Medical tourism is a major travel trend that transcends wealth
Demand for medical tourism is, contrary to popular belief, not exclusive to China’s wealthy—but rather a major travel trend that motivates Chinese consumers to travel overseas.
How long the explosive growth of medical tourism will be sustained is largely dependent on Chinese government policy that at present keep foreign ventures into the domestic healthcare industry at bay.
Taiwanese Landseed International Hospital, the first foreign-owned hospital to enter the Chinese market, was only successful in doing so after a series of delays and obtaining documents with 150 government seals—clearly illustrating the difficulty of even remotely competing with Chinese medical tourism.
One HOSPITAL needed 150 government seals required to open a location in China
Mayo Clinic, meanwhile, is taking a different approach to the Chinese market. In place of establishing clinics on hospitals on its own, it’s established what it calls the Mayo Clinic Care Network, which brings overseas hospitals into its fold. In China, so far only one hospital has joined the network, but others are likely to follow. At the same time, Mayo Clinic has become a major destination for Chinese medical tourists as it collaborates with “door-to-door” services that bring Chinese tourists to its healthcare professionals with everything travel-related fully taken care of.

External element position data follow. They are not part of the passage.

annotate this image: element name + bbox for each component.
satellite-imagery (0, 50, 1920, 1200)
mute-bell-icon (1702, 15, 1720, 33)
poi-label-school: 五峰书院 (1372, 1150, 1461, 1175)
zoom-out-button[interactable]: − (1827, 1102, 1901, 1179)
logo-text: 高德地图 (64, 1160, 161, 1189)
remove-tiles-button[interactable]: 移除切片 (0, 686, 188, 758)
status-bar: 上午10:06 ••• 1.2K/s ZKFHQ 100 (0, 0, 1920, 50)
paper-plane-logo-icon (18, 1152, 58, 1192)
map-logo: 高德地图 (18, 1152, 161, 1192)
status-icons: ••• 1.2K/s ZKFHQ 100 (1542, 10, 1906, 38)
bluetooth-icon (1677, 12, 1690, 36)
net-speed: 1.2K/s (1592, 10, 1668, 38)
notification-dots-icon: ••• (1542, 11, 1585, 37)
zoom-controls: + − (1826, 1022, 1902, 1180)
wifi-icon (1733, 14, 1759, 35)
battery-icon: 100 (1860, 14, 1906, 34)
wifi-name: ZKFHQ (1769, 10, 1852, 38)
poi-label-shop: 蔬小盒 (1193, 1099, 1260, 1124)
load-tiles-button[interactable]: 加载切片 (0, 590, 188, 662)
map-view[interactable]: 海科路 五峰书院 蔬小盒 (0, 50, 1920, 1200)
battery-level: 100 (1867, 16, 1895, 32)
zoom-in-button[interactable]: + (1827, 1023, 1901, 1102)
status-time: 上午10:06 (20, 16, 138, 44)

While it remains unclear if things will change anytime soon, a number of recent moves into China’s healthcare industry by overseas operators could indicate that China is gradually opening up to the idea of having more international healthcare providers in the country. The largest move so far is by Singapore-based Fullerton Healthcare, which recently secured an 800 million yuan ($121 million) investment from Chinese Ping An Insurance to be used for establishing 100 clinics across China’s first-tier cities.
Chinese investments into overseas healthcare providers indicate that things may be about to change
For those who are betting on the continued growth of Chinese medical tourism, there are few reasons to ring any alarms about future opportunities in the Chinese medical tourism market. While booming demand for premium healthcare services in China is driving more companies to attempt entering the market, notoriously slow and difficult bureaucracy will make any such attempts take years to come to fruition.
And even then, China’s rising demand for healthcare services and customer preferences toward overseas care will likely counterbalance increased competition from overseas healthcare companies operating on Chinese soil.
In other words, the future looks bright for medical tourism in China—and certainly also bright for those providers who manage to cut through the red tape and establish local operations inside China.